“Does for the Civil War period what Howard Zinn’s A People’s History of the United States did for the study of American history in general.” —Library Journal
Historian David Williams has written the first account of the American Civil War as viewed though the eyes of ordinary people—foot soldiers, slaves, women, prisoners of war, draft resisters, Native Americans, and others. Richly illustrated with little-known anecdotes and firsthand testimony, this path-breaking narrative moves beyond presidents and generals to tell a new and powerful story about America’s most destructive conflict.

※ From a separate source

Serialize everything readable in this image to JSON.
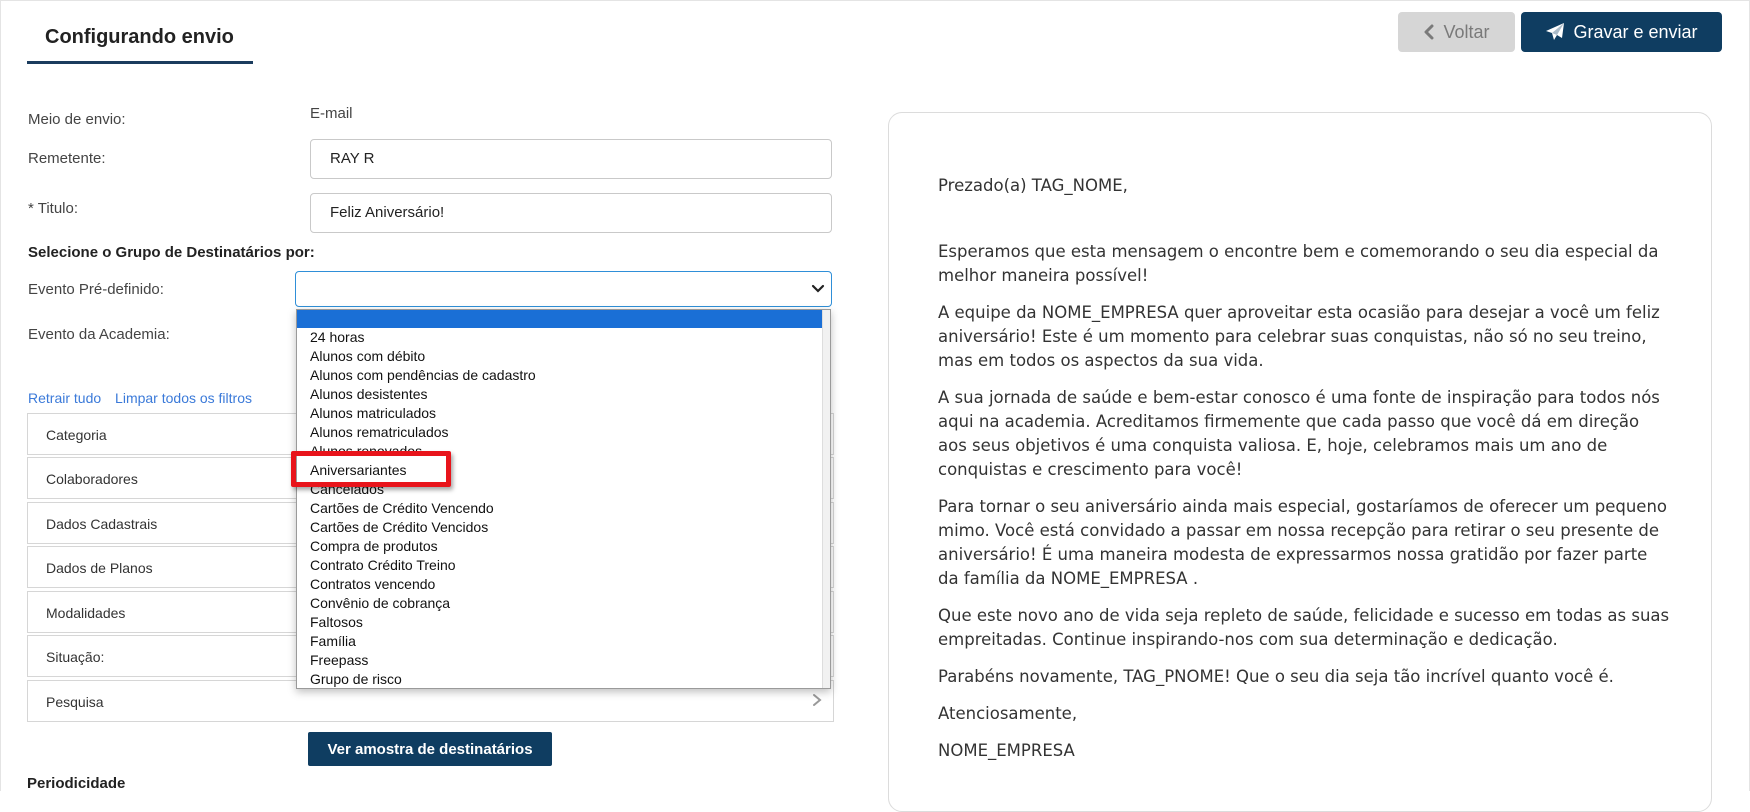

A People’s History of the Civil War is a “readable social history” that “sheds fascinating light” on this crucial period. In so doing, it recovers the long-overlooked perspectives and forgotten voices of one of the defining chapters of American history (Publishers Weekly).
“Meticulously researched and persuasively argued.” —The Atlanta Journal-Constitution
This hefty but readable social history by a confessed disciple of Howard Zinn reframes the Civil War as a conflict not simply between North and South but between the underclass and the power elites both Confederate and Union. With populist zeal, Williams (Plain Folk in a Rich Man's War) catalogues the influence of the common folk dissenters, resisters, women, nonslaveholding whites, laborers, African-Americans and Native Americans locating the conflict's origins in class divisions in the wartime South. Williams illuminates both women's hardships and their shift into new roles (feisty Northern and Southern women became spies and soldiers). For the enlisted or conscripted common man, conditions were a far cry from those of the affluent brass, and the author emphasizes the actions of draft evaders and deserters (draft riots swept Northern cities in the summer of 1863). He details the role of resisting blacks who fought for their own freedom while Lincoln demonstrated an "ambiguous attitude towards" them. For Native Americans, Williams writes, the era marked their continued dispossession. Though Williams flattens history through a materialist lens, this account sheds fascinating light on neglected aspects of the period and will make a worthwhile companion volume to military histories.